Back from a break.
Curling season has started.
Lots going on.
Read and click.
Photo credit: Dan, of course. Where does he find these things?!
• Here's a great personal curling anecdote currently making online waves, and we can't imagine a better read to kick of the season. It comes from Moncton's Curling Beausejour summer camp, and it features Russ Howard working with an average joe, sharing secrets and insights about the sport that both love. This is what happens every year, weekend after weekend, at such instructional camps – the HOT SHOTS, at Kevin Martin's Academy, and so on – and it is really an experience not to be missed...
• From the Did You Know department: DYK that a Manitoba team won the season's first national championship (already)? Neither did we...
• Kevin Martin recently spoke to the Edmonton Journal (subscription only) about his new squad, and specifically new third John Morris.

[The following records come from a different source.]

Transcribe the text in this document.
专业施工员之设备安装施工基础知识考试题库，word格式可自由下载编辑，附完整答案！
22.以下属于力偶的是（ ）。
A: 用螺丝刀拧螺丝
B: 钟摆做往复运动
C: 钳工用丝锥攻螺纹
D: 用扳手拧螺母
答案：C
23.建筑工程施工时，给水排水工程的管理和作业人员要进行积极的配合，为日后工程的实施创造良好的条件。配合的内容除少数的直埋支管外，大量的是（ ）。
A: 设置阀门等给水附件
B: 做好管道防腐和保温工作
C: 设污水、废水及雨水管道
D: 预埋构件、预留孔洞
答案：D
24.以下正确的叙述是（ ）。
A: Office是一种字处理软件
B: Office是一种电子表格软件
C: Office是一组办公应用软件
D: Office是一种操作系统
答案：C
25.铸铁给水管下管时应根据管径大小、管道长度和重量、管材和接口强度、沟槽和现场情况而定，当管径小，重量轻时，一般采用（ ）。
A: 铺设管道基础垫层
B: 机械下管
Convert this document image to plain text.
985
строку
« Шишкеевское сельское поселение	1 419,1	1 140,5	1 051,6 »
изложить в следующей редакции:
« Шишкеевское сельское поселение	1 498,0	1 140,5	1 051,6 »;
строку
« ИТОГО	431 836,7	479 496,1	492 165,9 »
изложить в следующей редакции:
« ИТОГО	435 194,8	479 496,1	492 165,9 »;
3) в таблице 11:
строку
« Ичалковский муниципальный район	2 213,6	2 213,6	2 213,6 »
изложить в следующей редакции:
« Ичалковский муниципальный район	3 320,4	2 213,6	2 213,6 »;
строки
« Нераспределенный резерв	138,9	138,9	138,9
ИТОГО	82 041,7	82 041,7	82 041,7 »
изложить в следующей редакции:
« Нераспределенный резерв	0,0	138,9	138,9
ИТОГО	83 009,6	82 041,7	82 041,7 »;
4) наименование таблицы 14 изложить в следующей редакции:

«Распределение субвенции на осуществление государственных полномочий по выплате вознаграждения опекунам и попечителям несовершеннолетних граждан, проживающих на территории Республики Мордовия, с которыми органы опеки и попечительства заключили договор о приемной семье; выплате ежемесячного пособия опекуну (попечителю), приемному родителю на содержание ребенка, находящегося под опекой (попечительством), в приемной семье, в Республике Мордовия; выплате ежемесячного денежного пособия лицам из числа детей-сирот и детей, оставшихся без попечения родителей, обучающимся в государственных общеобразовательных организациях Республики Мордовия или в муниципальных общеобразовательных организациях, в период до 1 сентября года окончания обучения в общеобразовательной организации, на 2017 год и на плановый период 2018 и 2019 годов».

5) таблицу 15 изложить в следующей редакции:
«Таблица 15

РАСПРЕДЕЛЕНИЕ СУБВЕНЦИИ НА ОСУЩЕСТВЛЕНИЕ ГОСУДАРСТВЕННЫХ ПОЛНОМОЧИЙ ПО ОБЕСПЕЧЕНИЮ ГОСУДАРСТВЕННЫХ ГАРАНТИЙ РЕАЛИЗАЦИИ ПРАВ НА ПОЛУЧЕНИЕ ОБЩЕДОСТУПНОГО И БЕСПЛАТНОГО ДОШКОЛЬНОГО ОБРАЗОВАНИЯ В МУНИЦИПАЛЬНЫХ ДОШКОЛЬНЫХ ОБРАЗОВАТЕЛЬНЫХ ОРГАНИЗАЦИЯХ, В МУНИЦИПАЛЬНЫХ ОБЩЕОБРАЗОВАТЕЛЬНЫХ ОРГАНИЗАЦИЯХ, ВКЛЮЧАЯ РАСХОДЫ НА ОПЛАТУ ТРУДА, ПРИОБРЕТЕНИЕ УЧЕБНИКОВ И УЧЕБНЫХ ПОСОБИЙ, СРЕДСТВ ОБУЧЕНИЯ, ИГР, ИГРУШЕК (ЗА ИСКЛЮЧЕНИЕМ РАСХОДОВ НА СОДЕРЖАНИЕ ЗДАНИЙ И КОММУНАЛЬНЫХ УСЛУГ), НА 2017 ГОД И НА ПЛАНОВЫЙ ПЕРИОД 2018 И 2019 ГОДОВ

Some zingers from the Old Bear:
John and I? I think we're going to be a strong combination. I think it's good for John to get out of the skipping role. Now he just has to worry about getting in great shape and shooting – something that he's brilliant at – and that's it. He's just going to focus on playing great in every game and make every shot.
Er... every shot?
(If he misses), Being that I'm a bit older, I don't think it's going to be a problem. If I had a chance to throw for someone likeEd Lukowich, I would have just listened to him. The guy knew what he was talking about. It's the same token here. I'm older, and I think we're going to get along just fine.
As for Johnny Mo:
To curl in this game at this level, you need a pretty thick skin. We know what to expect from Kevin. I think that's part of constructive criticism. If I miss a shot or if I'm not throwing very well, I want to hear about it. I've worked with sports psychologists, and sometimes you need a bit of a release. I've been able to control that release, although it may cost the team a couple of brooms that I break along the way...
• Today's Saskatoon Star-Phoenix summarizes the women's teams competing in the wheat-sheaf province this season (subscription only). Of note is CBC-talkie Joan McCusker taking a break while her 1998 Olympic teammates continue; Sherry Linton joining up with the McIvors; and both the Sherry Anderson and Stefanie Lawton teams "going hard" this year...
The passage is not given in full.